United We Learn is the name for Kentucky’s vision and builds around three big ideas: creating a more vibrant experience for every student; encouraging innovation in schools, especially when it comes to assessment; and creating a bold new future for Kentucky’s schools through collaboration with their communities.
That vision means everyone in the Commonwealth – educators, families, students, community members, business leaders and policymakers – working together to support public schools in “bringing about deep and authentic learning experiences for all students,” Young said.
The conversation with the legislative panel began with a look back at where the Commonwealth has been since the Kentucky Education Reform Act of 1990, to where schools are now with the current state and federal testing and accountability requirements. KDE officials also shared five years of student performance data.

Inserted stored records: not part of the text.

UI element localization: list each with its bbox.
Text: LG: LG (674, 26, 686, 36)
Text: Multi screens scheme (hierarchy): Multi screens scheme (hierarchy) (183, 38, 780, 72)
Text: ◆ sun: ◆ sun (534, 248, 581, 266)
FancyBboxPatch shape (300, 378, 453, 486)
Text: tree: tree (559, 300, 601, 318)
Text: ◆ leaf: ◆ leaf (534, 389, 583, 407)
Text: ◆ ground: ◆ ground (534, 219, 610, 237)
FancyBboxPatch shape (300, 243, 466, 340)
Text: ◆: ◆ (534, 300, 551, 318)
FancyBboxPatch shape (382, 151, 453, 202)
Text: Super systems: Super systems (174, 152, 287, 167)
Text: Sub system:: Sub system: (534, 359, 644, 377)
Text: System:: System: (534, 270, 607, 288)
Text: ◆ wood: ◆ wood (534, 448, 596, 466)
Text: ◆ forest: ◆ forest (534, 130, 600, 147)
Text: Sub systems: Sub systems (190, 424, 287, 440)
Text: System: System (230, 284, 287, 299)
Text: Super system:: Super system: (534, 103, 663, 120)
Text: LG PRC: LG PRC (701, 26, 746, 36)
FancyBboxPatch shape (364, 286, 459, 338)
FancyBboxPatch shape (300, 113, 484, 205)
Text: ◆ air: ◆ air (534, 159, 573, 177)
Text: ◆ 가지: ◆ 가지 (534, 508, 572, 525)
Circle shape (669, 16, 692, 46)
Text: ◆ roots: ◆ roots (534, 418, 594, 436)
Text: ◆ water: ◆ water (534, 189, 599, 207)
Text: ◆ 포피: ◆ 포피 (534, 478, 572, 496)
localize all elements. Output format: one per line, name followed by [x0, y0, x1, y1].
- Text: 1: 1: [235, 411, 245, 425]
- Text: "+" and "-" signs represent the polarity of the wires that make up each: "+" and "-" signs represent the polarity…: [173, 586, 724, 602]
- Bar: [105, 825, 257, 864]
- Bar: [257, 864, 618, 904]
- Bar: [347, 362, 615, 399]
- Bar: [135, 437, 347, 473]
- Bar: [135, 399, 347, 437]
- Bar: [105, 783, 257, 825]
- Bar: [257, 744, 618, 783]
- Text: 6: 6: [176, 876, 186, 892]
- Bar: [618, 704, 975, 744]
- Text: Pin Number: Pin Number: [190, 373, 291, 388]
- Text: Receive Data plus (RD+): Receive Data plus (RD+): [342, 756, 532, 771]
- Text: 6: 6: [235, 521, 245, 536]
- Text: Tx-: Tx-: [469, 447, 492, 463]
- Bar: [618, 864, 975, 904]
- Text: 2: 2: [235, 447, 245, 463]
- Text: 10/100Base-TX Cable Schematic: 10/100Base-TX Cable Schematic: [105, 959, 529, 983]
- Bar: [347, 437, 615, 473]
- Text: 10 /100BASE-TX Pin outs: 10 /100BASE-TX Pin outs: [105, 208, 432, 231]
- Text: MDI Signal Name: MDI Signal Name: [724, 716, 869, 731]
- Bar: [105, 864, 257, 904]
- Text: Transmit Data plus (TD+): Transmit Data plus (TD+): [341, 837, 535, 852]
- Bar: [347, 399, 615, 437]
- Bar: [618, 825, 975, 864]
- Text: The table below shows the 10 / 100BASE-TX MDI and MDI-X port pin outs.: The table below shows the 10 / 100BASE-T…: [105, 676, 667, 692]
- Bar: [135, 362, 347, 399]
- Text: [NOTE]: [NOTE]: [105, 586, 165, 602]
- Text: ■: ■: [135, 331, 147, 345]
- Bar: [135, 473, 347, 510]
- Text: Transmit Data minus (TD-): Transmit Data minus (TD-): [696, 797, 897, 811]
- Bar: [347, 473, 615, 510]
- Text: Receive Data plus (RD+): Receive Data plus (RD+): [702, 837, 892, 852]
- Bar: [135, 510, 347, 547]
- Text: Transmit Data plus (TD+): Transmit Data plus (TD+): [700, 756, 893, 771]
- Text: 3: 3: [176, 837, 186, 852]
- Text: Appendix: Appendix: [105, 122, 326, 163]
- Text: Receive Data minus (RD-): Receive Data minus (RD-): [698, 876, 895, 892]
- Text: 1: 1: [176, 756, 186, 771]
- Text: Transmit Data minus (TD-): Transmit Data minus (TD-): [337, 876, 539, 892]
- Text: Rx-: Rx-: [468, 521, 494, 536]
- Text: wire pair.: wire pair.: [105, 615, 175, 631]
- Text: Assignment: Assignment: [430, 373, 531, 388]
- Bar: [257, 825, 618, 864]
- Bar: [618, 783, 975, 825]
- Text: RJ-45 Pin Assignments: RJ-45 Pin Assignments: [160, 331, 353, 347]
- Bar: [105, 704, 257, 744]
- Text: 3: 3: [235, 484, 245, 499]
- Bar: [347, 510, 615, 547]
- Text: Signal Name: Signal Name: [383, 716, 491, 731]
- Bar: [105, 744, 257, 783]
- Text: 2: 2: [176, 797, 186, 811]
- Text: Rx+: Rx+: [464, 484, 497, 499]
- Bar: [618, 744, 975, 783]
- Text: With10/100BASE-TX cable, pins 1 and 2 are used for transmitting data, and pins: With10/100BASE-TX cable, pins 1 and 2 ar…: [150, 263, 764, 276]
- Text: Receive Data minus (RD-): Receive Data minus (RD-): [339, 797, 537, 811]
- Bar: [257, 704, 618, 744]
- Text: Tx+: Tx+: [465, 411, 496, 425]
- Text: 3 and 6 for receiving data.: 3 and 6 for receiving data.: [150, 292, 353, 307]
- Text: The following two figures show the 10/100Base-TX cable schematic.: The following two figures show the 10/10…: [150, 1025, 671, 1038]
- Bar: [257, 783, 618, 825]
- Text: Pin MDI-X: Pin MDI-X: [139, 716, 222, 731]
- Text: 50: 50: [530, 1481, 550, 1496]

“I am really proud of the work that has happened over time, but it is time to reconsider some of that backdrop about assessment and accountability as we move into 2023 and beyond,” Young said. “This has been about deep community engagement. … We have had hundreds of conversations … about what we want from Kentucky’s public schools.”
“We have this opportunity to think about how deep and authentic learning experiences can become the norm in Kentucky,” she added.
United We Learn is being embraced through community partnerships such as the Local Laboratories of Learning, called L3s, in which districts and community members create a system of assessment and accountability that reflects the diversity of students, families and the community.
Lessons learned from the L3s will be shared with districts across Kentucky, and help inform how the statewide assessment and accountability system will evolve through United We Learn.
In addition, KDE has brought together a diverse set of stakeholders to form the Kentucky United We Learn Council. Members have been working and learning together in an inclusive and empathetic way to explore how to advance the ideas of United We Learn at the state and local level.
“One of the things we are leveraging is the Kentucky Portrait of a Learner,” Young said. “Our state board of education adopted this portrait last October as a model. It is not mandated in any way. We will learn from our local communities about what works and should be regulated.”
The portrait articulates a statewide commitment by the KBE to the knowledge and skills all students in the Commonwealth should have and be capable of by the time they graduate.
“The idea here is durable skills,” Young said. “We want our communities to be more prosperous and we believe that public education is one of the main engines by which that prosperity can happen.”
By the time a student graduates, the KBE said they should be:
- A Critical Thinker;
- An Effective Communicator;
- An Empowered Learner;
- A Productive Collaborator;
- An Engaged Citizen; and
- A Creative Contributor.
Young said it is about “balancing the assessment and accountability system so these skills matter along with – not instead of – reading and math and content areas. How will we find a better balance moving forward?”
Michael Hesketh, president of Superb IPC, a powder coating and industrial solutions company in Shelby County, spoke on the importance of this new initiative in preparing a ready workforce.
“We are starting to see (students) understand the ‘why.’ So many times we went through education and we are learning things and we start to question why we are learning things,” he said.
During deeper, more vibrant learning, Hesketh said students also are learning “how” because they are implementing, often as a collaboration.
“And in the midst of implementing it, we all know, it doesn’t always work out like you thought,” he said. “But that life lesson that they are getting … (is) the skill of experimenting and practicing, trying things and learning.”
Sen. Shelley Funke Frommeyer (R-Alexandria) said she recently attended graduate defenses at Pendleton County High School and, “portrait of a learner was emulated by the seven teachers who invited me as we walked down to see the students.”
“The teachers have risen to the challenge of preparation,” she said. “I think you are on to something enormous with the community having a better understanding and getting community partners involved.”
Funke Frommeyer asked how the state can better train local school boards about the the importance of the portrait, as well as allocate funds to support it.
“There is an importance of professional learning for teachers and this (goes) for all of the grown ups,” Young said. “We have more than 100 schools districts in Kentucky now who have a portrait and those are almost all locally adopted by the school board.”
“The groundswell is beginning to happen across the Commonwealth,” Young said. “I think ultimately the long game … will come in the form of a better and improved workforce. When Pendleton increases the number of highly skilled workers for the region you (should be able to follow these dollars and) begin to monetize the experience they have had in their public schools in the workforce. We can follow these dollars toward the implementation of the portrait.”
Rep. James Tipton, chairman of the House Education Committee, said the discussion around innovation and assessment is a critical and important conversation that must continue. Tipton is a member of the Kentucky United We Learn Council.
“This is not a criticism, (but) we have to do better,” he said. “Our citizens and our students, … we have to do better. Our children deserve us to do better, we’ve got to analyze the data and figure our how we can improve the educational system in Kentucky because it’s our future.”